Despite only forming in early 2020, Yard Act have already gained a loyal following through with their tongue-in-cheek and sometimes scathing observations on today’s society. Now, they’re set to release debut album ‘The Overload’ with frontman James Smith saying: ‘I just hope it makes people laugh at the peculiarities of human nature. The world feels very heavy at the moment; it has done for a while, and when bad things happen, the weight of the world makes you panic, you want to change everything like flipping a switch. But that’s not how it works. All you can do is plant seeds. I don’t think good and bad really exists, and I don’t think you can change people’s minds any other way. So that’s what I hope, but I also just hope people can just enjoy it. And I hope it lasts. I hope people like the detail – I think we can learn a lot about each other through an observational smirk.’
Opening with the title track’s fusion of angular guitars and recollections of children ‘sucking each other off’ and indulging in ‘designer bongs’, you instantly understand the kind of place James is painting a picture of – it’s modern life and some of it may well be rubbish. He also regales some of the advice bands get from well-meaning landlords in working men’s clubs: ‘Don’t get political’. The dark humour continues throughout the album, but especially so on ‘Dead Horse’ as James laments a country ‘full of cunts’ and asks ‘What becomes of the inhabitants of this once unstoppable isle when all of it’s exports are no longer in style?’ He answers his own question by imagining ‘All that’s left is knobheads morris dancing to Sham 69’. This then moves onto criticism of the lack of respect and support given to the nation’s last great hope – good music. Long-time Spectral Nights fave Ryan Needham’s woozy bass line drives ‘Rich’ forward as James takes on the mantle of someone who fell into money and decided to take tips from our government on how this means you should act: ‘Almost by accident, I have become rich’; ‘I fucking love being rich’; ‘It appears I have no shame’; ‘I’ve done some terrible things because I’m rich’.

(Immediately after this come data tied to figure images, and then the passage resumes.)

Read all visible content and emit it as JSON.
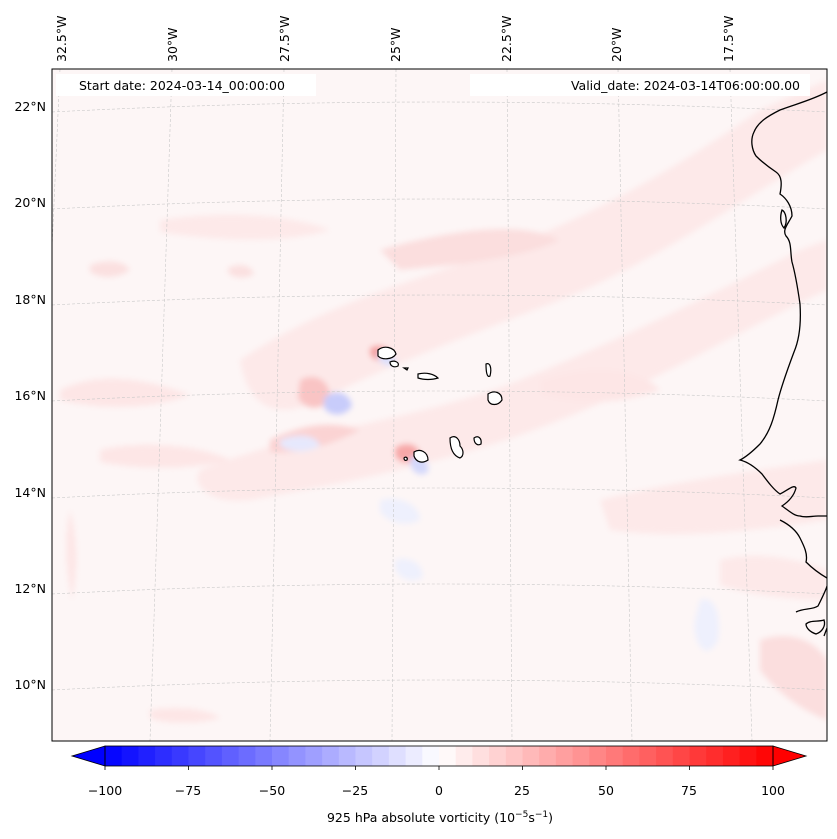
{
  "map": {
    "start_label": "Start date: 2024-03-14_00:00:00",
    "valid_label": "Valid_date: 2024-03-14T06:00:00.00",
    "longitude_labels": [
      "32.5°W",
      "30°W",
      "27.5°W",
      "25°W",
      "22.5°W",
      "20°W",
      "17.5°W"
    ],
    "latitude_labels": [
      "22°N",
      "20°N",
      "18°N",
      "16°N",
      "14°N",
      "12°N",
      "10°N"
    ],
    "projection": "conic",
    "gridlines": true,
    "field_colors": {
      "background": "#fdf6f6",
      "weak_positive": "#fde9e9",
      "positive": "#fbd3d3",
      "strong_positive": "#f7a8a8",
      "weak_negative": "#eef0fd",
      "negative": "#c8ccfb",
      "coastline": "#000000",
      "gridline": "#c8c8c8"
    },
    "islands": [
      "Santo Antão",
      "São Vicente",
      "São Nicolau",
      "Sal",
      "Boa Vista",
      "Maio",
      "Santiago",
      "Fogo",
      "Brava"
    ]
  },
  "colorbar": {
    "ticks": [
      "−100",
      "−75",
      "−50",
      "−25",
      "0",
      "25",
      "50",
      "75",
      "100"
    ],
    "min": -100,
    "max": 100,
    "step": 5,
    "extend": "both",
    "colormap": "bwr",
    "label_prefix": "925 hPa absolute vorticity (10",
    "label_exp1": "−5",
    "label_mid": "s",
    "label_exp2": "−1",
    "label_suffix": ")"
  }
}
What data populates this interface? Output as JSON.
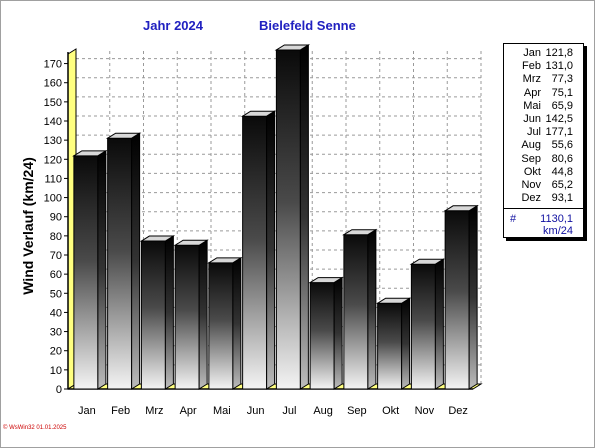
{
  "chart_data": {
    "type": "bar",
    "title_year": "Jahr  2024",
    "title_station": "Bielefeld Senne",
    "ylabel": "Wind Verlauf  (km/24)",
    "categories": [
      "Jan",
      "Feb",
      "Mrz",
      "Apr",
      "Mai",
      "Jun",
      "Jul",
      "Aug",
      "Sep",
      "Okt",
      "Nov",
      "Dez"
    ],
    "values": [
      121.8,
      131.0,
      77.3,
      75.1,
      65.9,
      142.5,
      177.1,
      55.6,
      80.6,
      44.8,
      65.2,
      93.1
    ],
    "value_labels": [
      "121,8",
      "131,0",
      "77,3",
      "75,1",
      "65,9",
      "142,5",
      "177,1",
      "55,6",
      "80,6",
      "44,8",
      "65,2",
      "93,1"
    ],
    "ylim": [
      0,
      175
    ],
    "yticks": [
      0,
      10,
      20,
      30,
      40,
      50,
      60,
      70,
      80,
      90,
      100,
      110,
      120,
      130,
      140,
      150,
      160,
      170
    ],
    "grid": true,
    "legend_position": "right"
  },
  "legend": {
    "total_mark": "#",
    "total_value": "1130,1",
    "total_unit": "km/24"
  },
  "footer": {
    "text": "© WsWin32  01.01.2025"
  },
  "colors": {
    "bar_dark": "#0a0a0a",
    "bar_light": "#f4f4f4",
    "floor_yellow": "#ffff80",
    "title_blue": "#2020c0",
    "footer_red": "#cc0000"
  }
}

‘The Incident’ also finds James taking on a character – one of the features of this album – who may well be a hedge fund manager. He’s full of praise for himself for everything he’s done and how he’ll do anything to stay relevant – but never at his own expense. ‘Witness (Can I Get a?)’ moves into more of a Buzzcocks sound with melodic hooks and rhetorical questions, while ‘Quarantine the Sticks’ continues in this fuzz-laden direction with hints of The Fall or Art Brut: ‘Do you really think I’d give away all my tricks because you clicked your fingers twice?’ While most of the songs on the album are between two and three minutes long, ‘Tall Poppies’ clocks in at over six minutes and finds James recalling the most popular boy in his school – the one who was a hit with all the girls and the best at football, getting a trial at Crewe Alexandra – and his life: ‘He could smoke 10 a day and still run faster than that whippet that could lap the race track rabbit’. He talks about how he never left the village, despite all these opportunities, and instead settled for life as an estate agent as gentrification took hold. He then heartbreakingly reveals how his life crumbled apart after putting his mum in a phone and being made redundant twice with repeated warnings of ‘Get yourself checked’ and a wistful ‘He wasn’t perfect but he was my friend. He was one of us’.
While the penultimate ‘Pour Another’ heads into a new wave-meets-post punk direction with talk of how bleakness blights everything, the final ‘100% Endurance’ continues with the humorous yet emotional approach. Starting with wondering exactly what happened – ‘Who’s sofa is this? Where are my shoes? What did I do last night? I can’t remember leaving Nathan’s house. Oh yeah, how could I forget when my pants were soaking wet when we’d been pissing ourselves laughing at the news’ – it then goes on to ponder the point of mortality and why we’re all here. However, James soon shakes this off and realises that when we go, there’s opportunities for others: ‘Death is coming for us all but not today. Today, give it all of what you’ve got’; ‘It’s all so pointless and when you’re gone, it makes me stronger knowing that this will all carry on with someone else, something new. It’s not like it’s gonna be nothing, is it?’
Yard Act’s debut album is one that is huge on laughs but also emotions, with so many wry observations succinctly summing up where we are today.